As we stumble our way through silly season we try and reflect while simultaneously imagining a better a future. A new you is on the horizon while the old you keeps whispering in your ear that you are who you are and no resolution is going to make a difference. This is the cycle of life. Highs and lows that are crafted into a narrative of seemingly pre-ordained progress. Our resolutions follow the same path as predictions about the market. An exercise that matters little in the long run. Will this be the year you get in shape? Will you finally learn Swahili? Will any of the market predictions you read come true?

To steal from Churchill, it appears we are facing a gathering storm. Interest rates and inflation are predicted to hit consumer spending. Yet I walk home from work every night past restaurants and pubs that are heaving. Talk of recessions fill the pages of newspapers while unemployment remains at historically low levels. The bear market is on every market commentator’s lips but we never passed that magical 20% drop in Australia – both domestically with the ASX and in Aussie dollar terms with global markets.

The stock market will finish 2023 at……………..
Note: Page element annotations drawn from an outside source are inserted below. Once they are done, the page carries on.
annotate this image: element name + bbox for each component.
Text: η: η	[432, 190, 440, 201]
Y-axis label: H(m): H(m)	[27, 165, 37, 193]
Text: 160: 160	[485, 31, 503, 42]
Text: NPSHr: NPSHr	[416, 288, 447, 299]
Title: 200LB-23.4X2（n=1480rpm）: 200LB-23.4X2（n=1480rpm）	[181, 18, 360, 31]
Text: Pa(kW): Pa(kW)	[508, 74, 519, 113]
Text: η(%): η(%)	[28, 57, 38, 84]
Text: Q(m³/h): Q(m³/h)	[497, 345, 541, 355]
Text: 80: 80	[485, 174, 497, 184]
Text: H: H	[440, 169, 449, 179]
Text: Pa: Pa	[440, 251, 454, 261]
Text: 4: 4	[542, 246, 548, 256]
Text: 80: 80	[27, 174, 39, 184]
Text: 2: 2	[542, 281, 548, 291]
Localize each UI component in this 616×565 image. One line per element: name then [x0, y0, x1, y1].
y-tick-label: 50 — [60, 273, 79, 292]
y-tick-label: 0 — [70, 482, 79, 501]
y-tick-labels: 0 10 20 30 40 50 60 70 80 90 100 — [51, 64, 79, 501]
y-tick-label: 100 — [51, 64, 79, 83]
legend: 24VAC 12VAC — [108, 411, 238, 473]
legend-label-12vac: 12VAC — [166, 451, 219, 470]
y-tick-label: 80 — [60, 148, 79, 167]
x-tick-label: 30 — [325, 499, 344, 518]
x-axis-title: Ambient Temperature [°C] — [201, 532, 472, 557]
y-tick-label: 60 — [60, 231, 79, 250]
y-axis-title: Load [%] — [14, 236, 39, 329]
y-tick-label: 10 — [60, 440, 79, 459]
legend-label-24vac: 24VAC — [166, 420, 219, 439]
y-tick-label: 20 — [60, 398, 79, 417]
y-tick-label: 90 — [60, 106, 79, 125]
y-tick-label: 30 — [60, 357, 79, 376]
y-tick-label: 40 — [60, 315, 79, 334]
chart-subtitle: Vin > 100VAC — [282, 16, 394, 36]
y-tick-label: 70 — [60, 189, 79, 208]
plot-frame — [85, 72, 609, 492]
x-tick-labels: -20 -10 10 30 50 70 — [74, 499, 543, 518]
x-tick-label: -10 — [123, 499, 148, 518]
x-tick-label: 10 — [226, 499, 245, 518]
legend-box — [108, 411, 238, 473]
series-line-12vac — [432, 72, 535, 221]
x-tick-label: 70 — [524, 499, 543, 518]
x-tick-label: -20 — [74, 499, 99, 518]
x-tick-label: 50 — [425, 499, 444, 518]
I just don’t know. If you know, please tell me. One of the follies of these annual exercises is that they all come with predictions about what will happen in the next year. I can make a credible case that the market will tank next year and revisit and break through the lows of 2022. Earnings estimates still seem too high. Profit margins are likely to continue to compress. History suggests that inflation is hard to control once it gets loose. We never got to the point where the market was truly cheap from a valuation perspective. Conversely, I can make a case that the worst is behind us. There is a lot of bad news that is already priced into the market. Economic expectations are low and any good news will be seen as a huge positive.

As investors we focus too much on the short-term. It is to our detriment. And I know it is irresistible but please afford me the opportunity to cast my gaze a little further into the future. Valuation levels are the most reliable predictor of long-term returns. High valuations mean lower future returns. Lower valuations lead to higher future returns. The market gets ahead of itself as returns outpace earnings growth and a bubble forms. The bubble pops and valuation levels fall which lays the foundation for the next bubble to form. This cycle gets obscured by the inevitable long-term rise in the market. This bubble was different. We entered the year at almost record levels of valuation. And the market fell but never to a level where it could be described as cheap.

My not so bold prediction is that over the next decade returns will be far below those we’ve experienced in the last decade. An average of mid-single digits in contrast to the double-digit annual returns that many investors seem to think is their birthright. This can happen in two ways. If we break through the lows of 2022 and this bear market reaches the depths of what we’ve experienced in previous down markets we will establish a foundation for future growth. The alternative is that we muddle through and face years of below average returns. Neither outcome is particularly appealing. If we are facing years of below average returns it will be important to concentrate on the little things. Think dividends instead of Cathie Wood’s exponential growth. Focus on minimising taxes and costs. All the boring things that actually matter over the long-term.